I want to put a bunch of my_data with BIT_DEPTH that's unknown at simulation time into a queue.
I tried inheriting from a base class...
class MyBaseData;
int bit_depth;
endclass
class #(param BIT_DEPTH) MyData extends MyBaseData;
logic [BIT_DEPTH-1:0] thedata [];
metadata_type_t some_info_about_thedata;
function new(metadata_type_t md);
this.bit_depth = BIT_DEPTH;
this.some_info_about_thedata = md;
this.thedata = new[some_info_about_thedata.thedatasize];
endfunction
endclass
But obviously this doesn't work: I can't make an object with unknown parameter values at runtime:
MyBaseData mbd = queue.pop_back();
MyData#(mbd.bit_depth) mydata; // obviously not allowed
$cast(mydata, mbd);
What I really want is to have a packed logic datatype whose width is only known at runtime.

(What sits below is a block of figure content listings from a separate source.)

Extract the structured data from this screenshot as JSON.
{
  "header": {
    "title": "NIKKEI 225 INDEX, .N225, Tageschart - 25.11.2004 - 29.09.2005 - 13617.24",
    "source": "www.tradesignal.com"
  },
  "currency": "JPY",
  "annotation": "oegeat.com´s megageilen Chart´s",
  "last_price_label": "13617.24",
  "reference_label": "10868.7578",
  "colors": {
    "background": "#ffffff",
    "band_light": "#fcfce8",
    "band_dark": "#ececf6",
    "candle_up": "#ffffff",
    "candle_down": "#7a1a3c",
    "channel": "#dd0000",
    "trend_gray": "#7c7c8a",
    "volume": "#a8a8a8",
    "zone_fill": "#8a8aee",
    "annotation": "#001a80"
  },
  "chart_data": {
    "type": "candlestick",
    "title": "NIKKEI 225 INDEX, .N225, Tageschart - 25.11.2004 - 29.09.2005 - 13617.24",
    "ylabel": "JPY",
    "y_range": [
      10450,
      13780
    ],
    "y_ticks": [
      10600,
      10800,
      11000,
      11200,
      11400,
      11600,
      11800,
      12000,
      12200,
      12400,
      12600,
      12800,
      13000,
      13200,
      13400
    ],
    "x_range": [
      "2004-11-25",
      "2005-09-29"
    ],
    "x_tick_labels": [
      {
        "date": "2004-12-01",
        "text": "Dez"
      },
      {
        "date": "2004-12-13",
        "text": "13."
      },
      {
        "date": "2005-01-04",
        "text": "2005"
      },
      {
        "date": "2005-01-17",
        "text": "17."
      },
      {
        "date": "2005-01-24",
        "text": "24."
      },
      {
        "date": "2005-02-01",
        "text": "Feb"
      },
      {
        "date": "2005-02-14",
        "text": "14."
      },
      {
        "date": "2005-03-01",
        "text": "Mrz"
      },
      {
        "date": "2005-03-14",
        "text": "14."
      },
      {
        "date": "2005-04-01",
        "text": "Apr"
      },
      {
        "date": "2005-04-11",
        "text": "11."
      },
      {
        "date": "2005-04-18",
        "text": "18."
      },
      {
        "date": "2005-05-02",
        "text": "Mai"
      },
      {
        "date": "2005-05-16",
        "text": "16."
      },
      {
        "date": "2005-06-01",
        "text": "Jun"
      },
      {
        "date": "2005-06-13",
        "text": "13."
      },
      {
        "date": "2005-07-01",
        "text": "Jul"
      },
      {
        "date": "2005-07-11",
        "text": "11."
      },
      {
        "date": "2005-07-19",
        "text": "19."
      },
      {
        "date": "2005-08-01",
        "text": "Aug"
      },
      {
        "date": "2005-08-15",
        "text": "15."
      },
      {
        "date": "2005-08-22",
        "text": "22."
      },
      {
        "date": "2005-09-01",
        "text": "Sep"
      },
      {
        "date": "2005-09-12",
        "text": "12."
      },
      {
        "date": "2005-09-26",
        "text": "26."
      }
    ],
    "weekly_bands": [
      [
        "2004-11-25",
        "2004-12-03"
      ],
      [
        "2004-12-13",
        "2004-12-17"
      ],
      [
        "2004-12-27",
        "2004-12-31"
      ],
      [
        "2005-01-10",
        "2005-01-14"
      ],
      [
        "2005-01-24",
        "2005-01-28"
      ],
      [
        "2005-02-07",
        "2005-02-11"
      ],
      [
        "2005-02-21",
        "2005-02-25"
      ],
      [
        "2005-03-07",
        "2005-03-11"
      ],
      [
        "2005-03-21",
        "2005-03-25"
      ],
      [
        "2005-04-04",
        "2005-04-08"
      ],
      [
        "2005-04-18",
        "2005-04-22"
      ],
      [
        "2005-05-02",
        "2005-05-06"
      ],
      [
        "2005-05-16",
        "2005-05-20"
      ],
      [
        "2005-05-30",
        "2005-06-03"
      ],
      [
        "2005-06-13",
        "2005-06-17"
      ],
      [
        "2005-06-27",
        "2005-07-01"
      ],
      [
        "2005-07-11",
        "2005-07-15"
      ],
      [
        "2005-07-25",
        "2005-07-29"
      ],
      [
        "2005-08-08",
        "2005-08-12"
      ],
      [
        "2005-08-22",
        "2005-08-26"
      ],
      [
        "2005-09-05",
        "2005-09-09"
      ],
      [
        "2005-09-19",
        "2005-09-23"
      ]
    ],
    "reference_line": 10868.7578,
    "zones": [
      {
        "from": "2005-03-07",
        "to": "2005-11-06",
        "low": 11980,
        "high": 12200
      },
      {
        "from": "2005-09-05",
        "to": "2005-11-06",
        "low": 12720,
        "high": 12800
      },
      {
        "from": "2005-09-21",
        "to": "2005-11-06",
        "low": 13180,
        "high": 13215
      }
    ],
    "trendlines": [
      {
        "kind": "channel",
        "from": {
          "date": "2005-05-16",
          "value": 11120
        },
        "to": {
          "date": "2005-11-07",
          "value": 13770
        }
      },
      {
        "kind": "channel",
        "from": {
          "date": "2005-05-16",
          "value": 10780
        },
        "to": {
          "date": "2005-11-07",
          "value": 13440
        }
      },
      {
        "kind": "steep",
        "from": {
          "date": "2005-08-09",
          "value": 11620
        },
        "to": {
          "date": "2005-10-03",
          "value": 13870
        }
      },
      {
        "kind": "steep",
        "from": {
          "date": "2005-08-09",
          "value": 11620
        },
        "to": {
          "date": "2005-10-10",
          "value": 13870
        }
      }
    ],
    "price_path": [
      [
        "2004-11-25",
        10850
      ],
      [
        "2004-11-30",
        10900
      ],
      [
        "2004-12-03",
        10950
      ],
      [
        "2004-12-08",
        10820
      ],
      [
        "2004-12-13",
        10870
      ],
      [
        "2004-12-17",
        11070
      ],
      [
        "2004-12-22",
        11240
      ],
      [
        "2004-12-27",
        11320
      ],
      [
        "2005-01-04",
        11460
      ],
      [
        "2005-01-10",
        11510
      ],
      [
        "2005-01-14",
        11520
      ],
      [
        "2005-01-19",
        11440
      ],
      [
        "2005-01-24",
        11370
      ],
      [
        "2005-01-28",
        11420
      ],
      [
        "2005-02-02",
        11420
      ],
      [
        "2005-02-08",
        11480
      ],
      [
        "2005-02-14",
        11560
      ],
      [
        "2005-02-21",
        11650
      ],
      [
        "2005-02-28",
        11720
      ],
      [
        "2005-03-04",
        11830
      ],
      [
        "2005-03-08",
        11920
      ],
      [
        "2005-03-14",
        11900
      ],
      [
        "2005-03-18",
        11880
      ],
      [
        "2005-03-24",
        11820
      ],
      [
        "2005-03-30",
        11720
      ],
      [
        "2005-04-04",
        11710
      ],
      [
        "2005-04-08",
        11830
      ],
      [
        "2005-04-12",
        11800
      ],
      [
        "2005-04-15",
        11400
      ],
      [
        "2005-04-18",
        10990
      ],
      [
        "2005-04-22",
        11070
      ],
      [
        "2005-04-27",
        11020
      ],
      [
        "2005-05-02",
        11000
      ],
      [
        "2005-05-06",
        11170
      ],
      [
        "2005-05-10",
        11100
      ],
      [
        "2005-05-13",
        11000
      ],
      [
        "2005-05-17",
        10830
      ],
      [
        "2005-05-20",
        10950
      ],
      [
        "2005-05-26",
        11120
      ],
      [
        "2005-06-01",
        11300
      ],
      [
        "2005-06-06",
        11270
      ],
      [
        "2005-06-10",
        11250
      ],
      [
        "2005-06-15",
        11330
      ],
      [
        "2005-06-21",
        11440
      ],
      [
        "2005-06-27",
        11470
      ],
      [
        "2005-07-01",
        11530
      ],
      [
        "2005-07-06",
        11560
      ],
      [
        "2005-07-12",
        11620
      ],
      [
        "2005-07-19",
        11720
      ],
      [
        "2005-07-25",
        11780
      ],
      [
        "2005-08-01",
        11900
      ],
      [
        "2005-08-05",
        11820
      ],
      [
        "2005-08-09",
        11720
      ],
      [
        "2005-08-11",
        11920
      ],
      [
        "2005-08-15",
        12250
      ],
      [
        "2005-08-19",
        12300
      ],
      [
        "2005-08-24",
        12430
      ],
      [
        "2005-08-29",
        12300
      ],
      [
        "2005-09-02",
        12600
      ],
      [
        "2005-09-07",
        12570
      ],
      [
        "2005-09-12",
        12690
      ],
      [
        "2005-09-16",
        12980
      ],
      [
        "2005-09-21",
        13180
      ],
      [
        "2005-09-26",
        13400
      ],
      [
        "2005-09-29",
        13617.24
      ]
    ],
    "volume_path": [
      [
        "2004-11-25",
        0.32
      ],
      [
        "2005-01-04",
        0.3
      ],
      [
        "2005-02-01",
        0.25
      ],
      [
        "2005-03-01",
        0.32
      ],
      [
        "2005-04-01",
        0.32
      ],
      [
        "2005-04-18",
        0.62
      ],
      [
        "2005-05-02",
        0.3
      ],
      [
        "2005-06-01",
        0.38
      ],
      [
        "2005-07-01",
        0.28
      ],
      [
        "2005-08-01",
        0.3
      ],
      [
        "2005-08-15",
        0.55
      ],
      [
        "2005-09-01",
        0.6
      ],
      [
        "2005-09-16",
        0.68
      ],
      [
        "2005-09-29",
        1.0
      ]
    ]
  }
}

Any workaround for this? I think the obvious solution is to say "store them in an int, record the bitdepth somewhere, and be done with it", but that feels very inelegant to me. It seems like the language should have a mechanism for this; if it does, I'd like to know about it.
To be completely clear: this code is for a testbench. I in no way expect it to be synthesizable.
SystemVerilog is statically typed. The width of a variable whose type is a packed array, must be known before runtime so the code for expressions referencing those variables can be generated.
The most common way people deal with this is just using a fixed sized packed array with the maximum size you need. Record the actual size you need and use that to mask the upper bits as needed.
Another option is using a 2-dimensional unpacked dynamic array if bits, or some multiple number of bits
bit mydata[][]; // dynamic array of a dynamic array of bits
bit [7:0] mydata[][]; // dynamic array of a dynamic array of bytes
Yet another option is creating an unparameterized abstract base class, and extendit it with a parameterized class.
interface class base_data;
pure virtual function void initialize(int size);
pure virtual function int sum();
pure virtual function bit sum_compare(base_data rhs);
endclass
class mydata#(int WIDTH) implements base_data;
typedef bit [WIDTH-1:0] data_t;
data_t data[];;
virtual function void initialize(int size);
data = new[size];
void'(std::randomize(data));
endfunction
virtual function int sum;
return data.sum with (int'(item));
endfunction
virtual function bit sum_compare(base_data rhs);
mydata#(WIDTH) R;
if($cast(R,rhs))
return data.sum < R.sum;
else
$error("widths do not match");
endfunction
endclass
module top;
base_data array[4];
mydata#(4) C0 = new;
mydata#(4) C1 = new;
mydata#(8) C2 = new;
mydata#(8) C3 = new;
initial
begin
array[0] = C0;
array[1] = C1;
array[2] = C2;
array[3] = C3;
foreach(array[i]) begin
array[i].initialize(i+5);
$display("sum array[%0d] %d",i,array[i].sum);
end
end
endmodule
Without knowing why you think you need to store these data elements in arrays of different sizes and not 32-bit integers or what operations you need to perform on these elements, it is difficult to suggest the best solution (XY problem).